The mutations were familiar, but the patients’ conditions seemed baffling at first. A team lead by Rockefeller University researchers had linked variations in an immune gene to rare bacterial infections. Shortly afterward, Chinese scientists told them of three children in that country with mutated versions of the same gene. However, the Chinese children had no history of the severe bacterial infections. Instead, they had seizures and unusual calcium deposits deep in their brains.
This discrepancy led to the discovery of an immune protein with paradoxical roles: It both aids and tamps down aspects of an immune system response, according to research conducted in Jean-Laurent Casanova’s St. Giles Laboratory of Human Genetics of Infectious Diseases at Rockefeller in collaboration with scientists in China and elsewhere. The team’s report was published today (October 12) in Nature.
“It has turned out that mutations in a single gene eliminate the immune protein ISG15, giving rise to two different problems: an inability to resolve harmful inflammation, which can lead to autoimmune disease, and susceptibility to infections caused by the tuberculosis bacterium and its cousins,” Casanova says. “By identifying the source of this genetic disorder, we have taken a first step toward finding treatments for those facing the autoimmune disease and severe TB-related infections it may produce.”
When under attack, the immune system releases signaling proteins known as interferons, which further activate the body’s defenses. In previous research, Dusan Bogunovic, a former postdoc in the lab now an Assistant Professor at the Department of Microbiology at Icahn School of Medicine at Mount Sinai, linked a lack of ISG15 to an unusual vulnerability to infections by mycobacteria, a group of common bacteria that include the TB bug. He and colleagues found three children, one from Turkey, two from Iran, who became severely ill after receiving the anti-tuberculosis BCG vaccine. Normally, ISG15 protects against infection by mycobacteria by prompting the release of type 2 interferon, but all three children had two copies of a defective form of the ISG15 gene, and became infected by a TB-related component of the vaccine.
After this discovery, ISG15’s story continued to unfold. Bogunovic and his colleagues reported this link, and then scientists in China reached out saying they had also seen loss-of-function mutations in three patients, all from a single family. But none of these three had had unexplained mycobacterial infections, such as those caused by the vaccine.
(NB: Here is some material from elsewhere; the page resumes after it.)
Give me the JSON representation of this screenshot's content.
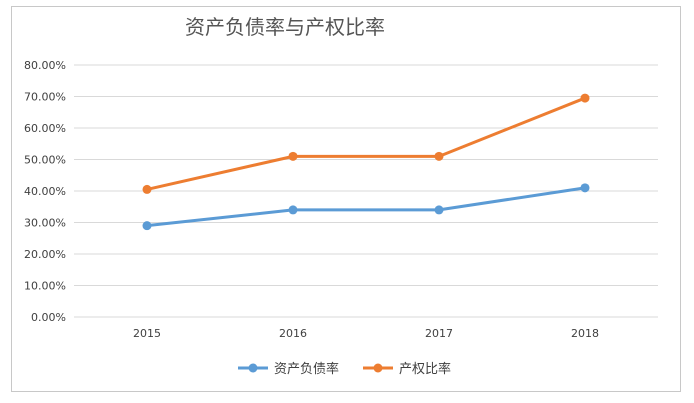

“We asked, why were they patients?” Bogunovic recalls. “Our Chinese colleagues said these kids had seizures; in fact, one child had died from them. When we looked into their BCG vaccination history, we found these children, who were born at home in a remote village, never received their shots, so they never became sick. Next we looked back at our first set of patients. None of them had ever had seizures, but we performed brain scans that found abnormal calcium deposits in a deep part of the brain involved in controlling movement — just like the deposits in brains of the Chinese children.”
The researchers recognized the calcium deposits as a feature of a group of autoinflammatory diseases, including the neurodevelopmental disorder Aicardi-Goutieres syndrome. These are thought to occur when type 1 interferon, which normally helps fight viral infections, runs amok, triggering harmful and unnecessary inflammation, leading to disease. When Bogunovic and his colleagues then looked for evidence something similar was happening to the six patients, they found unusually high expression of genes stimulated by type 1 interferon.
Using cells from the patients, the researchers found that when they restored the ISG15 gene, the cells became able to resolve the inflammation. Further experiments performed in collaboration with Sandra Pellegrini at the Pasteur Institute in Paris, France, revealed the mechanics that linked a lack of ISG15 with an increase in type 1 interferon signaling: Under normal conditions, ISG15 prevents the degradation of another protein, USP18, which is responsible for turning down the dial on type 1 interferon. With no ISG15, and as a result, little USP18, interferon becomes too active.
The six children all showed elevated levels of autoantibodies, immune proteins that mistakenly attack the body itself, suggesting that in time they will likely develop autoimmune disease. “However, with this knowledge, we hope they can monitor and properly treat this condition, just as they know now to avoid the BCG vaccine and other possible sources of mycobacterial infection,” Bogunovic says. “Ultimately, ISG15 deficits may be included in genetic screening tests for infants to make early detection widely available. No treatments exist for many autoimmune disorders, but our work advances our understanding of them, and, as a result, the prospects for finding cures.”